The concept of communication range was established by Leta Hollingworth. It is +/- 2 standard deviations (roughly 30 points) up or down on one’s own IQ. It denotes the range where meaningful interaction (communication, discussion, conversation and socializing) is possible. If the IQ difference between two persons is more than 30 points, the communication breaks up. The higher IQ person will look like an incomprehensible nerd and the lower IQ as a moronic dullard - and they will not find anything common.

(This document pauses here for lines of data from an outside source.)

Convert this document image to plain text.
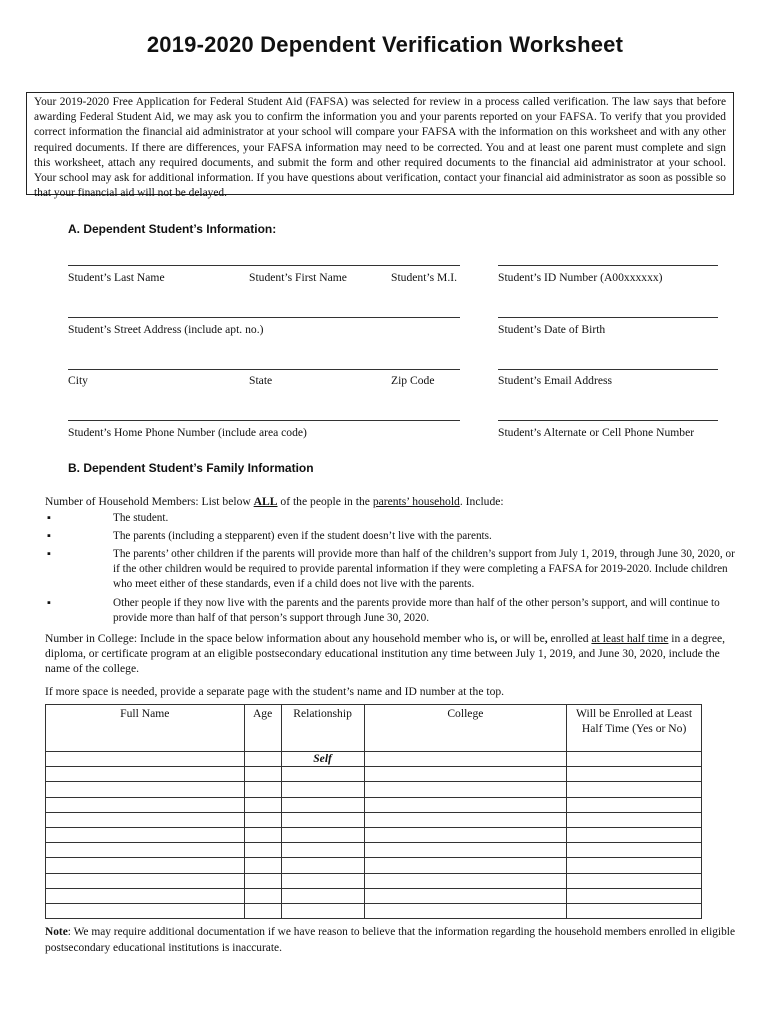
2019-2020 Dependent Verification Worksheet
Your 2019-2020 Free Application for Federal Student Aid (FAFSA) was selected for review in a process called verification. The law says that before awarding Federal Student Aid, we may ask you to confirm the information you and your parents reported on your FAFSA. To verify that you provided correct information the financial aid administrator at your school will compare your FAFSA with the information on this worksheet and with any other required documents. If there are differences, your FAFSA information may need to be corrected. You and at least one parent must complete and sign this worksheet, attach any required documents, and submit the form and other required documents to the financial aid administrator at your school. Your school may ask for additional information. If you have questions about verification, contact your financial aid administrator as soon as possible so that your financial aid will not be delayed.
A. Dependent Student’s Information:
Student’s Last Name	Student’s First Name	Student’s M.I.	Student’s ID Number (A00xxxxxx)
Student’s Street Address (include apt. no.)	Student’s Date of Birth
City	State	Zip Code	Student’s Email Address
Student’s Home Phone Number (include area code)	Student’s Alternate or Cell Phone Number
B. Dependent Student’s Family Information
Number of Household Members: List below ALL of the people in the parents’ household. Include:
▪	The student.
▪	The parents (including a stepparent) even if the student doesn’t live with the parents.
▪	The parents’ other children if the parents will provide more than half of the children’s support from July 1, 2019, through June 30, 2020, or if the other children would be required to provide parental information if they were completing a FAFSA for 2019-2020. Include children who meet either of these standards, even if a child does not live with the parents.
▪	Other people if they now live with the parents and the parents provide more than half of the other person’s support, and will continue to provide more than half of that person’s support through June 30, 2020.
Number in College: Include in the space below information about any household member who is, or will be, enrolled at least half time in a degree, diploma, or certificate program at an eligible postsecondary educational institution any time between July 1, 2019, and June 30, 2020, include the name of the college.
If more space is needed, provide a separate page with the student’s name and ID number at the top.
Full Name	Age	Relationship	College	Will be Enrolled at Least Half Time (Yes or No)
		Self		

Note: We may require additional documentation if we have reason to believe that the information regarding the household members enrolled in eligible postsecondary educational institutions is inaccurate.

+/- 30 points does not sound much, but once the IQ is past 135, the downsides are imminent. When someone has a perfectly mediocre IQ (100 for Caucasian average), his communication range is from IQ 70 to IQ 130, which covers some 98% of the whole population. But when it is 135, it is from 105 to 165, which is approximately 36% of population. And it gets worse: if it is 162, your whole meaningful set of human interactions is restricted to Mensa qualifying people only (2% of whole population). Good luck for finding friends, acquaintances, colleagues - or spouse.

And it gets worse.

When the average IQ of a group is lower than the lower end of your communication range, the group will see you as a hostile outsider. They will do anything to bully you out of their presence. They will ostracize, excommunicate and oust you amongst themselves.